Núcleos de Cooperação Socioambiental divulgam cartas em defesa de políticas públicas de combate ao feminicídio

Documentos surgiram após momentos de reflexão promovidos durante encontros dos Núcleos, dentro de mobilização coordenada pela Itaipu Binacional e Itaipu Parquetec

Representantes dos Núcleos de Cooperação Socioambiental dos Campos Gerais, Centro do Paraná, Centro-Sul e Cantuquiriguaçu, que abrangem mais de 50 municípios do Estado, divulgaram cartas abertas em apoio ao enfrentamento da violência contra a mulher e ao combate ao feminicídio nos territórios.

Os documentos foram construídos durante os encontros dos Núcleos, a partir de momentos de reflexão promovidos dentro de uma mobilização coordenada pela Itaipu Binacional e pelo Itaipu Parquetec.

A ação vem sendo realizada nos 21 Núcleos de Cooperação Socioambiental do Paraná e Sul do Mato Grosso do Sul, com a exibição de um vídeo sobre o Pacto Nacional Brasil Contra o Feminicídio e o incentivo ao debate entre os participantes sobre a importância da conscientização e da construção de políticas públicas voltadas à proteção das mulheres.

“Essas cartas representam uma posição pública dos Núcleos em defesa da vida das mulheres. É um compromisso com o combate ao feminicídio e com a conscientização da sociedade sobre uma violência que ainda faz muitas vítimas no Brasil”, disse Gerveson Tramontin, coordenador dos núcleos dos Campos Gerais, Centro do Paraná e Centro-Sul.

Atuação contra o feminicídio
Além das mobilizações realizadas nos territórios, a Itaipu Binacional e o Itaipu Parquetec ampliaram a atuação institucional no enfrentamento à violência contra a mulher. Em março deste ano, a empresa formalizou adesão ao Pacto Nacional Brasil Contra o Feminicídio, iniciativa coordenada pelo Governo do Brasil para fortalecer ações de prevenção, proteção e conscientização em todo o País.

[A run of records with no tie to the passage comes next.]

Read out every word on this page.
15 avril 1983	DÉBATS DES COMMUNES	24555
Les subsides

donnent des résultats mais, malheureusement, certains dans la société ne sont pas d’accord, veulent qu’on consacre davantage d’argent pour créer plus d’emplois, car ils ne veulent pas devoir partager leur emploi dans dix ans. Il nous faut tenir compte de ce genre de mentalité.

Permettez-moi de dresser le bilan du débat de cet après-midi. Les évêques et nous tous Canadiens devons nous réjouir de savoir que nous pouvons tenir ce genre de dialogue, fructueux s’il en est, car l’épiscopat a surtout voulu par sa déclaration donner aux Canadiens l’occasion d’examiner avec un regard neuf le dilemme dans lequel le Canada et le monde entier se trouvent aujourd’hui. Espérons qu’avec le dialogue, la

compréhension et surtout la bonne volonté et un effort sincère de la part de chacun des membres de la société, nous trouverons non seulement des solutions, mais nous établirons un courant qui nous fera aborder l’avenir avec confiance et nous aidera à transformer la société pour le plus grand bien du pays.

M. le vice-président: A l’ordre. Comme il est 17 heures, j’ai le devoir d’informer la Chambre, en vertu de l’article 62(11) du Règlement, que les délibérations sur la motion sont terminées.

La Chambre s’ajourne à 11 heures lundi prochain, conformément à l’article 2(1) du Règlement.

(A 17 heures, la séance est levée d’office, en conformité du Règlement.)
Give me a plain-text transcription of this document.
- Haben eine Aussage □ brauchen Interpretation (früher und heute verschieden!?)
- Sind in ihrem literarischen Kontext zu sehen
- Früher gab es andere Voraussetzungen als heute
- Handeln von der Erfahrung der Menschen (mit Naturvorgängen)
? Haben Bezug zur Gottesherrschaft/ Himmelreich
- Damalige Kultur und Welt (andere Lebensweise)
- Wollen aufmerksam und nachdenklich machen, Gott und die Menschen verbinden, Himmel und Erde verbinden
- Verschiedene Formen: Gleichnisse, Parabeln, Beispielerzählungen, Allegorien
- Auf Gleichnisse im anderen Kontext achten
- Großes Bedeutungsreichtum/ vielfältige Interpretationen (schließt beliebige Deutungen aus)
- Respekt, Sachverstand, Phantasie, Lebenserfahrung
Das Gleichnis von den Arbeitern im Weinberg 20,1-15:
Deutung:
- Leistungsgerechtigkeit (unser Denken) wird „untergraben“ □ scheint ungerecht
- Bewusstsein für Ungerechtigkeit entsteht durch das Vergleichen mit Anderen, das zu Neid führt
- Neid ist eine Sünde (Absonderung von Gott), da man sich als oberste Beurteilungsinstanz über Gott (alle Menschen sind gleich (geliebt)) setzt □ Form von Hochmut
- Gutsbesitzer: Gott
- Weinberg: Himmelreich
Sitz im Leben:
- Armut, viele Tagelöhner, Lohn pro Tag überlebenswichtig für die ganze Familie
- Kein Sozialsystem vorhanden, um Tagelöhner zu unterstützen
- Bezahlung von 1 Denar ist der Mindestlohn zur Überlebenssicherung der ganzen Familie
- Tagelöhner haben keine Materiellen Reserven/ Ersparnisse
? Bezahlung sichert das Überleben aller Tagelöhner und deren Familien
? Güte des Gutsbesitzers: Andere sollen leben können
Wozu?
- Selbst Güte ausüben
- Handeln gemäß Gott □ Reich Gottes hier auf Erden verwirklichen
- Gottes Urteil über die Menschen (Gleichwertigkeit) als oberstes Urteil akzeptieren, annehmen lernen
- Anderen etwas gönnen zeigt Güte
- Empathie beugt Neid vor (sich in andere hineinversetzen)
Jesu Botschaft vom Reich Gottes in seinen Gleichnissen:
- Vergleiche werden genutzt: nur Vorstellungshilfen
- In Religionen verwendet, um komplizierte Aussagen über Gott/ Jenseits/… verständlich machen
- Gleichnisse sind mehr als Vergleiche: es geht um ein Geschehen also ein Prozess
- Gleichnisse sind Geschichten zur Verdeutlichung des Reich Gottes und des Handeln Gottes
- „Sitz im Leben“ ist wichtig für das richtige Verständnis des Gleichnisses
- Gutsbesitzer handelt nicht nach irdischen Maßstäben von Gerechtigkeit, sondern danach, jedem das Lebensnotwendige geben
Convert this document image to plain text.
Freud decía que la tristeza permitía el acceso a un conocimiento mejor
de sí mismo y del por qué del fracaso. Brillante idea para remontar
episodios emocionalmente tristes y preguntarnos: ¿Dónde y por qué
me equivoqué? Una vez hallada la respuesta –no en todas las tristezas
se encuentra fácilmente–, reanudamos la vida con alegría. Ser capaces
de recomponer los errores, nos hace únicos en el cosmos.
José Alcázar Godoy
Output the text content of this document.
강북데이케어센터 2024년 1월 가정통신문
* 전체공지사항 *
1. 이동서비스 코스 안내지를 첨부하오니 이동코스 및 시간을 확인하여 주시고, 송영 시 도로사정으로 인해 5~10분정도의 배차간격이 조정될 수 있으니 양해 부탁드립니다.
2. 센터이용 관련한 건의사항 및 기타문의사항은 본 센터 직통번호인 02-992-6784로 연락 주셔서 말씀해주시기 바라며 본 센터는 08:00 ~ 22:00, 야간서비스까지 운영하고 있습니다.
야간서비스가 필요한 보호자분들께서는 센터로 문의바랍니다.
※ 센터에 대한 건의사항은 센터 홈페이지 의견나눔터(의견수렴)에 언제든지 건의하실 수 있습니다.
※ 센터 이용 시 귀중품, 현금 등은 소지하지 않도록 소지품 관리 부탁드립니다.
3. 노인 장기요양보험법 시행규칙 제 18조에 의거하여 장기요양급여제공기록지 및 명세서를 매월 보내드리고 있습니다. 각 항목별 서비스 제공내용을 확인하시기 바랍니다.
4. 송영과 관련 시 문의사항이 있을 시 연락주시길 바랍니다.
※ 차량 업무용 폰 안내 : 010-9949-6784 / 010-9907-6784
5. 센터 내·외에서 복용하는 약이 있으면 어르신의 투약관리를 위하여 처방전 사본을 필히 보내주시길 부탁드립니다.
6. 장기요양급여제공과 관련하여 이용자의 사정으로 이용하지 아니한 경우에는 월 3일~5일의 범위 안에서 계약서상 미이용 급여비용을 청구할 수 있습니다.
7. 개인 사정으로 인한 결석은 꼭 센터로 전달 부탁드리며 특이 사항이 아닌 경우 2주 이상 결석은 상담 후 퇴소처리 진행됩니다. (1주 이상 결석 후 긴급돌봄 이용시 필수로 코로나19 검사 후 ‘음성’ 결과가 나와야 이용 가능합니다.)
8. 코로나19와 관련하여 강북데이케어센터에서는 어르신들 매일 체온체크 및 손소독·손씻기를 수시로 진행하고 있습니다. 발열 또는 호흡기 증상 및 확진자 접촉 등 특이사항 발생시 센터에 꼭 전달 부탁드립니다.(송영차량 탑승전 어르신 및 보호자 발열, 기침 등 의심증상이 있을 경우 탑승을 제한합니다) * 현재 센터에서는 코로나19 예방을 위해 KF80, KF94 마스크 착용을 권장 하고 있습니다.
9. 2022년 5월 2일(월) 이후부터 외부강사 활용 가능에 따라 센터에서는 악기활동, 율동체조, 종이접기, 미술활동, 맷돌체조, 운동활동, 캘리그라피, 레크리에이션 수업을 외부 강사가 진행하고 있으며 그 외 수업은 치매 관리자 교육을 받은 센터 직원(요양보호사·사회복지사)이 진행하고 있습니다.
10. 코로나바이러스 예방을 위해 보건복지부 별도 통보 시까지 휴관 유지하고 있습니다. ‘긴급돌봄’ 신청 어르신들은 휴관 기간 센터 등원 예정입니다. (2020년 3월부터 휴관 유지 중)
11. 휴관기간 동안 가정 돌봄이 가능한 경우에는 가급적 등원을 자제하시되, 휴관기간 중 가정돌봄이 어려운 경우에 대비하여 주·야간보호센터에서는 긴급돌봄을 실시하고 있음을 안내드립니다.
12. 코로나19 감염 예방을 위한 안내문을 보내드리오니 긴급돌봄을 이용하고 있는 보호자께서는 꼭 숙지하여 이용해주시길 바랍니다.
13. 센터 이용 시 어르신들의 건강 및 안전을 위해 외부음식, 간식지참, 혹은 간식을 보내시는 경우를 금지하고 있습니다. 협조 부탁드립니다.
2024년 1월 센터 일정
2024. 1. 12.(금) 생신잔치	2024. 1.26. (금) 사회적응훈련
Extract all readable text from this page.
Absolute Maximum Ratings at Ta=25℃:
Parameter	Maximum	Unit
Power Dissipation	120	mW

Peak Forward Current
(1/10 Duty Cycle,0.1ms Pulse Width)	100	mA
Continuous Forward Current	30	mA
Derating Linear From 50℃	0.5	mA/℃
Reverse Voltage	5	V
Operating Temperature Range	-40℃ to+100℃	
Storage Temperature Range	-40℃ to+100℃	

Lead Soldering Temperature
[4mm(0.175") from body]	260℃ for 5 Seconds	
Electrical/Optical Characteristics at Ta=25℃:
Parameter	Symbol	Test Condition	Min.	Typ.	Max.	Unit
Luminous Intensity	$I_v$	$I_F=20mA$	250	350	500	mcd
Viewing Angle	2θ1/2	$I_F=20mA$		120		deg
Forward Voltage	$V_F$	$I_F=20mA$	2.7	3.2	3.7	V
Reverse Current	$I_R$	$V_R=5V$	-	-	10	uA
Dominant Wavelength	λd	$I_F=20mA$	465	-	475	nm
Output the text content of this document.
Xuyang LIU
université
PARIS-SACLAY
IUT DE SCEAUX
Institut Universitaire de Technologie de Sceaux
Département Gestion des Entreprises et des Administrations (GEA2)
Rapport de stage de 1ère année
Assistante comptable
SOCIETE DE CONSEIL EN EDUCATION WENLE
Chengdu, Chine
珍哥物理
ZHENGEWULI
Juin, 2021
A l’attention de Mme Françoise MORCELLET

A adesão reforça uma série de ações já desenvolvidas pela Itaipu voltadas à promoção da equidade de gênero e à proteção das mulheres. Entre elas estão o apoio à construção da Casa da Mulher Brasileira em Foz do Iguaçu e em Ponta Porã (MS), além de linhas de financiamento para projetos sociais voltados ao enfrentamento da violência de gênero, inclusão e fortalecimento do protagonismo feminino.

Propostas coletivas pelo fim da violência contra a mulher
Cada Núcleo elaborou sua própria carta, direcionada aos agentes públicos municipais, organizações da sociedade civil e demais instituições. Em comum, os documentos reforçam a necessidade de incrementar ações permanentes de prevenção à violência de gênero, ampliar as redes de apoio e promover iniciativas de conscientização em escolas, comunidades, empresas, instituições e espaços públicos.

No documento elaborado pelo Núcleo dos Campos Gerais, os participantes defendem a criação de Secretarias Municipais da Mulher, o fortalecimento das Delegacias Especializadas de Atendimento à Mulher (DEAMs) e a promoção de ações contínuas de prevenção e educação nos municípios.

Já o Núcleo Centro-Sul do Paraná destacou a importância da educação desde a infância, do fortalecimento das redes de acolhimento e da criação de estruturas municipais voltadas à defesa dos direitos das mulheres, como conselhos e secretarias específicas.

O Núcleo Centro do Paraná apresentou propostas voltadas à ampliação das campanhas educativas, fortalecimento dos serviços de apoio psicológico, jurídico e social, além de ações direcionadas às comunidades rurais, empresas, escolas, igrejas e organizações comunitárias.

Na região da Cantuquiriguaçu, a carta reforçou a necessidade de ampliar os serviços especializados de atendimento às mulheres vítimas de violência, incluindo atendimento 24 horas, casas de acolhimento, fortalecimento da atuação policial feminina e apoio financeiro às mulheres em situação de vulnerabilidade.

O documento também destacou as especificidades sociais e territoriais da região, que concentra comunidades indígenas, quilombolas e assentamentos da reforma agrária. “O combate à violência contra a mulher começa também pela mobilização das comunidades. Essas cartas mostram que os territórios estão atentos, organizados e dispostos a contribuir com a construção de políticas públicas mais efetivas de proteção, acolhimento e prevenção”, completou Mauri Ferreira, coordenador do Núcleo Cantuquiriguaçu.